After a potential sale of the property to the Joliet Area Historical Museum (JAHM) for $420,000 fell through, the owner damaged the restaurant and littered the parking lot.

The Gemini Giant and contents of the restaurant were auctioned off on March 20, 2024. The Giant sold for $275,000. The winning bid was made by JAHM utilizing funds provided by a state grant. The Gemini Giant was removed from the Launching Pad on the same day, while the newly former owner made threats to sue JAHM to take the statue back. After removal, the Route 66 landmark was sent downstate for restoration. It was installed at its new home, the entrance to South Island Park in Wilmington, on November 29, 2024. The next day the City of Wilmington hosted a Gemini Giant Homecoming party celebrating its return.

The written agreement between JAHM and the City of Wilmington was initially a two year loan, later extended to February 2045.
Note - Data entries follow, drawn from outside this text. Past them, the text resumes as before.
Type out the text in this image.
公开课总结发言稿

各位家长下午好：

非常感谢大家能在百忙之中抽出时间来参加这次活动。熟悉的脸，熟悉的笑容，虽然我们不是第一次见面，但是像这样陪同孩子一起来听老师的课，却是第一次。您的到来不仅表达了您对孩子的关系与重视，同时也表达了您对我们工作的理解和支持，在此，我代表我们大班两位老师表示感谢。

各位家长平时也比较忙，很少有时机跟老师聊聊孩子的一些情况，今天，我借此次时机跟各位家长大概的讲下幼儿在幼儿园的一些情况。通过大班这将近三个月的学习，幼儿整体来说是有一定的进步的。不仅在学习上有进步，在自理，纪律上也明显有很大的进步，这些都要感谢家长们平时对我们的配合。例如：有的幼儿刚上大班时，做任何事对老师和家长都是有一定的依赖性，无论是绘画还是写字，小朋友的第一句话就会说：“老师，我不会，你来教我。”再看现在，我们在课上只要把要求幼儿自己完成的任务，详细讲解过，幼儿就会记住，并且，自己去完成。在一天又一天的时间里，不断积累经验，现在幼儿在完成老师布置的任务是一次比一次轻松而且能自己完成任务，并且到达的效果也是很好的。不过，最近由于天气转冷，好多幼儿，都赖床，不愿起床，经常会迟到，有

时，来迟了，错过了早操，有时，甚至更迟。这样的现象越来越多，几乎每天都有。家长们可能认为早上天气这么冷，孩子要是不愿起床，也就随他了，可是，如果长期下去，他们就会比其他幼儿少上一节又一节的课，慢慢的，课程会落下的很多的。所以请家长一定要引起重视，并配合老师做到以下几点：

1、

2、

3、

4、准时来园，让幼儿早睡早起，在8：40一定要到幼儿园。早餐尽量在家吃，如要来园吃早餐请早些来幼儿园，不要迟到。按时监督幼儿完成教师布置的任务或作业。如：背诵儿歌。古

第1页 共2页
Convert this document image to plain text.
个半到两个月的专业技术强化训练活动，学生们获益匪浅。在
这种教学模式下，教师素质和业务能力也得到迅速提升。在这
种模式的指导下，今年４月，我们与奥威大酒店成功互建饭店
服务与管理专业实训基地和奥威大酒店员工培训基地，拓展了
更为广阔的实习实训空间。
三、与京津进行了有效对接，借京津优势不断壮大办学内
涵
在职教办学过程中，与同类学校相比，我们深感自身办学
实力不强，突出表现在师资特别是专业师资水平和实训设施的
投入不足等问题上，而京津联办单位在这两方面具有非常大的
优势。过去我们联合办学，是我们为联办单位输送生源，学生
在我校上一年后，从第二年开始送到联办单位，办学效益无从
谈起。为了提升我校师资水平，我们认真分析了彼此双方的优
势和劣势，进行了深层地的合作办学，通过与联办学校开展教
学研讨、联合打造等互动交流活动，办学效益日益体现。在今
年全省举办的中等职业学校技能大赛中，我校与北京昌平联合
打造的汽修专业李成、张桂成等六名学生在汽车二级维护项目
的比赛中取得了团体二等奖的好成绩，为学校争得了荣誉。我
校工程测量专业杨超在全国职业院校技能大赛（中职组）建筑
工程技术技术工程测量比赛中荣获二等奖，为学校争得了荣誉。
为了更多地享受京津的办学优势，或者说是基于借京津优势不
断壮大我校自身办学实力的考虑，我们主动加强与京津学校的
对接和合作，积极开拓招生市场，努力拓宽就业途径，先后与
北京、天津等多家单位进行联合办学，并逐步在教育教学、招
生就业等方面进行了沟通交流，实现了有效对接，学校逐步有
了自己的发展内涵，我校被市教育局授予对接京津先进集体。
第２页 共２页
A JAHM funded visitor center called The Landing Pad opened nearby in May 2025, named after the Gemini Giant’s former home.

==Trademark disputes==
Immediately after the 2017 sale of the restaurant became public, Jeffrey Vilt of neighboring Coal City filed a trademark application for the phrase "Launching Pad Gemini Giant" for use on merchandise. He had no connection to the new owner. His application was eventually abandoned in 2021 after failing to submit the necessary documentation. A similar fate met the various applications submitted by the then owner. As of January 2026, no active trademarks exist for the Gemini Giant.